Alaux of the Laboratoire Biologie et Protection de l'abeille admitted to Science Illustrated: "We cannot rule out that there is one single factor behind it all that influences the bees in a

negative way."
To identify that factor, the key question we should ask is: What on earth has changed so drastically in the last ten years that would cause billions of honeybees to perish? There has been no

drastic change in nature or the global environment that can adequately explain this occurrence. Honeybee pests and predators have been around for centuries, and although their numbers have

fluctuated, their populations have not exploded recently as far as I know. Diseases have similarly come and gone. Our climate has been changing recently, but not so drastically or in such a short

time period as to explain the mass disappearance of a single insect species.
Thus we can reasonably rule out any natural causes for the world's honeybee population plunge, and it makes sense to look for the culprit among possible artificial (i.e. manmade) causes.
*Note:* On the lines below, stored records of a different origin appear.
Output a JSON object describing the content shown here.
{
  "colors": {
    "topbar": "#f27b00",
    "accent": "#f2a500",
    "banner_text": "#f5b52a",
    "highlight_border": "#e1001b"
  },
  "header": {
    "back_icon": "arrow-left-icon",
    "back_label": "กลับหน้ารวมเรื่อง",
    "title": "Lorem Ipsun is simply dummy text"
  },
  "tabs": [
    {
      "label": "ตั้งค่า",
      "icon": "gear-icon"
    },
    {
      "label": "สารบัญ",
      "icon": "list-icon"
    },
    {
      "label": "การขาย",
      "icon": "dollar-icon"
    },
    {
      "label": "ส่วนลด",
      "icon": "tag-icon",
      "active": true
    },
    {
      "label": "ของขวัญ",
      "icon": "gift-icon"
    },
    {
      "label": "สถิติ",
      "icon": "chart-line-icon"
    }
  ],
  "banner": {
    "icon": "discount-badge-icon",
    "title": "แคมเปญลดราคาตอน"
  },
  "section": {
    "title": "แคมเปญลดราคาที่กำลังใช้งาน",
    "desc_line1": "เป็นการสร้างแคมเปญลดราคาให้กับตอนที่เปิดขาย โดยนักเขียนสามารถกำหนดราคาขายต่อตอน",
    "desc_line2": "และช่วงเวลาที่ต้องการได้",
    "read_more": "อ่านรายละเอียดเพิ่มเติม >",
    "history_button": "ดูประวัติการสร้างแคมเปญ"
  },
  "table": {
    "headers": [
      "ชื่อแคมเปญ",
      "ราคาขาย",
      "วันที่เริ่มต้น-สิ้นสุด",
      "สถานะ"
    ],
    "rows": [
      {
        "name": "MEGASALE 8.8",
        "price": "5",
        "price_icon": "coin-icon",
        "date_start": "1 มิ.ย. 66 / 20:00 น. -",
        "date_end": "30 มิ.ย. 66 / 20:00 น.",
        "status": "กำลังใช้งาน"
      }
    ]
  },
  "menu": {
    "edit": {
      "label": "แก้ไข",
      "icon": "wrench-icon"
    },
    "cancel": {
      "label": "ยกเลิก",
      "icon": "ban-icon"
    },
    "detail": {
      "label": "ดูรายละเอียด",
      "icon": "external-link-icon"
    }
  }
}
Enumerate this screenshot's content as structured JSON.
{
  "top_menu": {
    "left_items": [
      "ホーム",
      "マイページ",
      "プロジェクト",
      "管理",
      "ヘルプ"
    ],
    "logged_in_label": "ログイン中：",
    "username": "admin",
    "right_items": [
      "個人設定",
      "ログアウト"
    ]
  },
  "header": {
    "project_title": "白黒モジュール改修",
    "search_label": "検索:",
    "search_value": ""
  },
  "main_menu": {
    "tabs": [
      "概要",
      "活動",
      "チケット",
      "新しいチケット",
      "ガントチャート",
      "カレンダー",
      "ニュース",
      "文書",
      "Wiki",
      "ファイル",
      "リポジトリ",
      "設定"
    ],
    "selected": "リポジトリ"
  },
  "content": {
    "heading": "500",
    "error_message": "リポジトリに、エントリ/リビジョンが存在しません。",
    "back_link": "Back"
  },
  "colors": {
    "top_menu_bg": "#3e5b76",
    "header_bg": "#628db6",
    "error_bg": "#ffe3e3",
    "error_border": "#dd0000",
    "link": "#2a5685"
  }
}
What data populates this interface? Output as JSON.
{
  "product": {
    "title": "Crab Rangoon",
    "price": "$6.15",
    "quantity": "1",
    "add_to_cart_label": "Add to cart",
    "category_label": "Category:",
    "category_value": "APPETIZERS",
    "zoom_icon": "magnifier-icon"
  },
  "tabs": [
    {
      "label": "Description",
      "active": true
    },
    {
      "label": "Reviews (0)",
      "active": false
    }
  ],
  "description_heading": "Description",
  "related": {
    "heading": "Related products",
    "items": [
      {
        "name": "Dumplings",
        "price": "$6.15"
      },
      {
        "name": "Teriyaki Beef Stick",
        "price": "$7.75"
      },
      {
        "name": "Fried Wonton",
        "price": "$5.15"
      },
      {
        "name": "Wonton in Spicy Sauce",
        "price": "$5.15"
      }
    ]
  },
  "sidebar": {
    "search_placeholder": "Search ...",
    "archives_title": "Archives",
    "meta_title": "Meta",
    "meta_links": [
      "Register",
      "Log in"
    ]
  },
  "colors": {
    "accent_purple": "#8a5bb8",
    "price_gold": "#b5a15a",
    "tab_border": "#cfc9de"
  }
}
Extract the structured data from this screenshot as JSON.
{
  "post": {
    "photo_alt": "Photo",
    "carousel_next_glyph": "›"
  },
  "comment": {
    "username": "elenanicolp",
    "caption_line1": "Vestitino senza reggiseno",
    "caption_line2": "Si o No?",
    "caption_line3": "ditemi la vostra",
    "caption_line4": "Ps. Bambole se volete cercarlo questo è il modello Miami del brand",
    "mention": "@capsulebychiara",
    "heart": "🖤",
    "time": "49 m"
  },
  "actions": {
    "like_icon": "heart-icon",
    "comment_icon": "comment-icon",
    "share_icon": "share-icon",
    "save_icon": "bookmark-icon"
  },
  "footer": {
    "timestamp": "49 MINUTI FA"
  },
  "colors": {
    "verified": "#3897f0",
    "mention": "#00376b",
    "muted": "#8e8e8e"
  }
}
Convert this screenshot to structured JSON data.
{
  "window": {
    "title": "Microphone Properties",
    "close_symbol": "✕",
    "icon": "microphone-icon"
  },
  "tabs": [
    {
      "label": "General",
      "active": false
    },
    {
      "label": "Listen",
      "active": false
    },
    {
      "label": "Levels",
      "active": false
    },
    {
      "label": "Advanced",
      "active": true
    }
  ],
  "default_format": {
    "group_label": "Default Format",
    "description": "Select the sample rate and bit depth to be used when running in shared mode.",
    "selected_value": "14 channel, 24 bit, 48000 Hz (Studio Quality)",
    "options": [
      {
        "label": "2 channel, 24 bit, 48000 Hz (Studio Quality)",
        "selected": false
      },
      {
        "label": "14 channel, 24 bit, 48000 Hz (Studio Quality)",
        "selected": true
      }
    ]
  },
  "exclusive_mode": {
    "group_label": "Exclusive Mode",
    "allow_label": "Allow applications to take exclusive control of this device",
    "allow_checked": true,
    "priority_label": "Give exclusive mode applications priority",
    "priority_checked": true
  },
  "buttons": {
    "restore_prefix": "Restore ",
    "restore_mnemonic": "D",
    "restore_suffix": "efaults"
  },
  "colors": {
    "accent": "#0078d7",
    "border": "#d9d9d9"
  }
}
Although

pesticide sprays have been in use for decades, their worldwide use has not increased dramatically in recent years; if anything, it has declined as the popularity of organic farming continues to

grow.The only other suspected manmade cause of the honeybees' death is mobile phones (i.e. cell phones)-or, more precisely, the radio waves emitted by cell phones. Here we're on to something,

because in the last ten years the world's use of cellular telephones has exploded dramatically, and an ever-growing global network of transmitter towers established to meet this demand now

continuously fills much of the Earth's air with a thick invisible web of electromagnetic radiation.